Attachments are a common point of confusion. Converting an email to PDF captures the message itself — not any attached files. If you need a combined document (email + attachment), that requires additional steps, such as merging PDFs using a separate tool.

Third-Party Tools and Automation

For users who need to convert emails at volume — say, archiving dozens of client emails or automating the process as part of a business workflow — manual print-to-PDF doesn't scale well.

Third-party tools and services exist specifically for this:

  • Browser extensions that add a "Save to PDF" button directly in Gmail or Outlook Web
  • Desktop email clients with built-in batch export features
  • Business archiving platforms that capture emails (including metadata) to PDF or other formats automatically
  • Workflow automation tools (like Zapier or Power Automate) that can trigger PDF creation when emails arrive or are labeled

These tools vary significantly in what they capture, how they handle attachments and threading, and what level of formatting fidelity they maintain. Some prioritize metadata and legal admissibility; others prioritize visual accuracy.

The Metadata Question 🗂️

Standard PDF conversion captures what's visible. But emails contain invisible metadata — sender IP addresses, server timestamps, message IDs — that may matter in certain contexts (legal discovery, fraud investigation, compliance audits).

If metadata preservation is important, a visual PDF alone is usually not sufficient. Dedicated email archiving solutions or .eml/.msg format exports may be more appropriate, depending on what the records are ultimately for.

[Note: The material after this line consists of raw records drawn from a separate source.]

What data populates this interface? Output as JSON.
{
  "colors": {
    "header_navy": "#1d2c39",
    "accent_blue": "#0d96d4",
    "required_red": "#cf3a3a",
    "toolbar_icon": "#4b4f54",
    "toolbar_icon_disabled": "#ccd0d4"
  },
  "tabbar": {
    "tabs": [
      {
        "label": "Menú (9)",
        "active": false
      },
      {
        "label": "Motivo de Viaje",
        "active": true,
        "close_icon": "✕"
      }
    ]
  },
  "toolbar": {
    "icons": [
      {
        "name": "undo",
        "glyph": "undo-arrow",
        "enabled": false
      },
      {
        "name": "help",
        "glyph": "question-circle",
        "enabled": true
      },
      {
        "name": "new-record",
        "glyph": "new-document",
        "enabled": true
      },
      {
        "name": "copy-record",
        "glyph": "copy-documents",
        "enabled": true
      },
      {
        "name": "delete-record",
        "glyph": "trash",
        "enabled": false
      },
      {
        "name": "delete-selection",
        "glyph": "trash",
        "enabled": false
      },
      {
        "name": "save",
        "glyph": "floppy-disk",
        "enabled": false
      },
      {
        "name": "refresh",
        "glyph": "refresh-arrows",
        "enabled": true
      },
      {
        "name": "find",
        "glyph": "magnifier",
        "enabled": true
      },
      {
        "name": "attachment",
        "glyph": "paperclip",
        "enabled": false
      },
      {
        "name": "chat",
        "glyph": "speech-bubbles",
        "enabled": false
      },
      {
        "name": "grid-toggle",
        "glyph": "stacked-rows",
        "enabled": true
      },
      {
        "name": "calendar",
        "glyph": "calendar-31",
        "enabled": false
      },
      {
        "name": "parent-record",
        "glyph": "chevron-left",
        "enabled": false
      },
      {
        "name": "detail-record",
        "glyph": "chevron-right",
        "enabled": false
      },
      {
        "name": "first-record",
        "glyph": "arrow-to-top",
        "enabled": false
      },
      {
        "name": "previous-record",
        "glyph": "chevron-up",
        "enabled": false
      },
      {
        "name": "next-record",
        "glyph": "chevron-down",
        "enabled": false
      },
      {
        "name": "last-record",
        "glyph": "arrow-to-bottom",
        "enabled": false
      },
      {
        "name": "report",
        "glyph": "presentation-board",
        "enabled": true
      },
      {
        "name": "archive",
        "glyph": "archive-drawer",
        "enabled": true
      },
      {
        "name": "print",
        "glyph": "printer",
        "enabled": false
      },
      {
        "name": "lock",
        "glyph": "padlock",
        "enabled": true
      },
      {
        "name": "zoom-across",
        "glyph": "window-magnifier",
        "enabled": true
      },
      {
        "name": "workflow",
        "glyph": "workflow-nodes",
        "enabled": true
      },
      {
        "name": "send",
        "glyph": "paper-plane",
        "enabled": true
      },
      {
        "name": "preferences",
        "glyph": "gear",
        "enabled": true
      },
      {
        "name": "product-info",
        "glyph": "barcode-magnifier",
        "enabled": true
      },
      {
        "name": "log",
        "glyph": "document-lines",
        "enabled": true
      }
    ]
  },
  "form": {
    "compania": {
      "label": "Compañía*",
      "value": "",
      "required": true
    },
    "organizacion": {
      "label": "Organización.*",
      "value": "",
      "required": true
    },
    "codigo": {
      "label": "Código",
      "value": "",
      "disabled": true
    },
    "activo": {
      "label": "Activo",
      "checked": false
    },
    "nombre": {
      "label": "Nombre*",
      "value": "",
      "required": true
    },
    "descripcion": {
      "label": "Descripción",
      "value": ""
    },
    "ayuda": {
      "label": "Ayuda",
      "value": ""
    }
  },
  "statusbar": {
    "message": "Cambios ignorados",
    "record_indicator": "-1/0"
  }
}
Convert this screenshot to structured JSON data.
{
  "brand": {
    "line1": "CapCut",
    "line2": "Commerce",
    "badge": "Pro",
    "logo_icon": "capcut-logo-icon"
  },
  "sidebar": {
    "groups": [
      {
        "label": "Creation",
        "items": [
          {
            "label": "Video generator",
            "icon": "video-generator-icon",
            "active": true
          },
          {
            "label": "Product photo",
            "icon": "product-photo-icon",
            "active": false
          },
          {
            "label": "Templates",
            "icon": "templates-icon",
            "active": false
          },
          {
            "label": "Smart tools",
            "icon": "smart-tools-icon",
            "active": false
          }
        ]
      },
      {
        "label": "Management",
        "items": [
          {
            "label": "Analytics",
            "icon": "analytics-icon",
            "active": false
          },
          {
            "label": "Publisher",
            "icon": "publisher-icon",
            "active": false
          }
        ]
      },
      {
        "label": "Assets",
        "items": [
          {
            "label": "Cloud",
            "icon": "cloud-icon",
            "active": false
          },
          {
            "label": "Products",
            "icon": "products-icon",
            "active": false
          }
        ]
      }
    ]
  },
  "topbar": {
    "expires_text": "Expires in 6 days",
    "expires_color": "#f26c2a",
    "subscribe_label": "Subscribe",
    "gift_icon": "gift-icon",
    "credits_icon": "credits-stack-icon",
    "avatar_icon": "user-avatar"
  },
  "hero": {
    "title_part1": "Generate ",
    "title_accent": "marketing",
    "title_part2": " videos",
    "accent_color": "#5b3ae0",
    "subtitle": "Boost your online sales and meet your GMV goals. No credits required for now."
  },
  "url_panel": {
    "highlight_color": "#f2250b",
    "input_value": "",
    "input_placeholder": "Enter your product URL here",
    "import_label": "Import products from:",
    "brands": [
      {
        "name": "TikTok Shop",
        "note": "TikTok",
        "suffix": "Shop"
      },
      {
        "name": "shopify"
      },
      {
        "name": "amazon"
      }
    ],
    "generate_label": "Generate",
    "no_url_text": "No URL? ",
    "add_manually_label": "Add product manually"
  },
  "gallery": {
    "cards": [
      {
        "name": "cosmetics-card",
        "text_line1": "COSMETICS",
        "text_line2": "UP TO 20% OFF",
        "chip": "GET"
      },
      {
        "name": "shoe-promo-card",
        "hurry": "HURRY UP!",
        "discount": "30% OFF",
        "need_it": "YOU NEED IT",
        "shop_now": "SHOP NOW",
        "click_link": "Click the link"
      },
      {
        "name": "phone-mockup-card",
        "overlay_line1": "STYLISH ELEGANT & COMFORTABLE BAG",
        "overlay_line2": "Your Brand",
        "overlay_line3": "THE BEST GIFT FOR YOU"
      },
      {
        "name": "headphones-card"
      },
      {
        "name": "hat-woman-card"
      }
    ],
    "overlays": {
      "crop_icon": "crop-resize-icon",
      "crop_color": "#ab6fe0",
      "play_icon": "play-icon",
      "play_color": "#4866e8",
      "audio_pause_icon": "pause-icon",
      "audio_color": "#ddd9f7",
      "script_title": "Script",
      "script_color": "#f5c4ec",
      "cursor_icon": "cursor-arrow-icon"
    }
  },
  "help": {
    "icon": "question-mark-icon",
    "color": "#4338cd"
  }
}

Thread Structure vs. Single Message

Most conversion methods export a single message. Email threads can be exported as a single PDF, but the approach differs:

  • Gmail will include the entire thread if you expand all messages before printing
  • Outlook may require selecting and printing multiple messages, or using a dedicated export feature
  • The result is often a multi-page document where each reply is stacked — readable, but not always cleanly formatted

Whether that structure works depends heavily on what the PDF will be used for and who will be reading it.


The right approach shifts considerably based on how often you're doing this, which platform you're on, and what you need the resulting PDF to actually contain. A one-off archive of a receipt is a very different task than building a repeatable workflow for client communications — even if the starting point looks identical.